講演会は主催した「春日山城跡保存整備促進協議会」(折橋修会長)の予想を大きく上回る参加者で、改めて謙信に対する関心の高さがうかがえた。
《画像:謙信の妻の存在について講演した上越市公文書センターの福原圭一所長》
講師は戦国時代を専門とする同市公文書センターの福原圭一所長。福原さんは「研究している歴史学は歴史小説と違い、証拠となる古文書などの史料に基づく」とした上で、近年歴史学者が謙信の妻の可能性があるとしている史料を紹介した。
古文書に武家の妻女指す「御新造」「新さう」
和歌山県の高野山清浄心院所蔵の「越後過去名簿」や「上杉政虎(謙信)書状」には武家の妻女を指す「御新造」「新さう」が登場し、当時の謙信の状況や前後の文脈、他の史料の記述などから「御新造と新さうは、十中八九、謙信の妻だろう」と指摘。「これだけ出てくると、生涯独身だったというのは資料的にはなかなか難しい」と話した。

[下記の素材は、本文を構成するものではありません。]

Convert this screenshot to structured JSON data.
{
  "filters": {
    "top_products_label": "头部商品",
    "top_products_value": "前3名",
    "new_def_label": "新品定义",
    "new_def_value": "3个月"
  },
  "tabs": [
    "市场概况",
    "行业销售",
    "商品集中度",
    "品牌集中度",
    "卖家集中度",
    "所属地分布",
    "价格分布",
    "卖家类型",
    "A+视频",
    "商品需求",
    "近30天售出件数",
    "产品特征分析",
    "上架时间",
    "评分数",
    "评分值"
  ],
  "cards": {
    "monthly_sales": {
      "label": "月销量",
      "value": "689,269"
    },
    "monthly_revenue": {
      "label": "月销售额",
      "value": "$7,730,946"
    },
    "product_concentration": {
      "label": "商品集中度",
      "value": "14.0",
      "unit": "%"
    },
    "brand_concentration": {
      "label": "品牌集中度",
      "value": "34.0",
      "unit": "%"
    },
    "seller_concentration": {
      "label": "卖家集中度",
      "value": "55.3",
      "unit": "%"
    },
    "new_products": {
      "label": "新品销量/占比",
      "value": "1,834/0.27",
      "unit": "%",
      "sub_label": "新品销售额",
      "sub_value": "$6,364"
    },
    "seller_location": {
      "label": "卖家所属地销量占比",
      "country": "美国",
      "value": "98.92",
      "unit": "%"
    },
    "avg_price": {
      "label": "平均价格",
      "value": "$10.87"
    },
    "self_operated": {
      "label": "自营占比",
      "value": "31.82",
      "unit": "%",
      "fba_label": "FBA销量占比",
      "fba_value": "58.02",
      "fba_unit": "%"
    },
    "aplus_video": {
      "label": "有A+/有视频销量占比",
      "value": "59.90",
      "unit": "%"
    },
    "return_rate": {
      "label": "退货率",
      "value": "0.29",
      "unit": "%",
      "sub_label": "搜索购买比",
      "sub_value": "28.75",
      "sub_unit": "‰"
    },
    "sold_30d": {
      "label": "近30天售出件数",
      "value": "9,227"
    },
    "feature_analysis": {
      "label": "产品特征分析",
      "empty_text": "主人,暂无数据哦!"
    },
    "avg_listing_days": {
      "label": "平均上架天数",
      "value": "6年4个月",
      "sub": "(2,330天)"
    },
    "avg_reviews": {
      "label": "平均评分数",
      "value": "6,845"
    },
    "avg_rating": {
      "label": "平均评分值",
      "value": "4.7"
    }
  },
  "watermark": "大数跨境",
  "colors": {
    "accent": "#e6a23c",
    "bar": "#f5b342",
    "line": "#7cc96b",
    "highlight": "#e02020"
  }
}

《画像:会場が満員となり謙信に対する関心の高さがうかがえた講演会》
妻は謙信の義兄の親類か?
加えて、自身の最近の研究から、御新造は謙信の姉、仙桃院の夫である長尾政景(越後国坂戸城城主)に近い親類と推測できる古文書も紹介した。これまでに見つかっている御新造の記述が最も古いのは1549年(天文18年)で、謙信は前年末に家督を相続して春日山城入城後に政景と関係が悪化していることから、「もしかすると、謙信が春日山城に入った時には妻がいた可能性が高いと考える。(それより前の)両者の仲が良かった時期に、何らかの同盟の人質として妻が渡されたのではないか」と解説した。
「義の武将だけでない面知って」
福原さんは「謙信は『義の武将』と言われるが、あくまでも一つの顔。義の武将を否定するわけではないが、妻の存在などさまざまな面があることを知ってほしい」と述べた。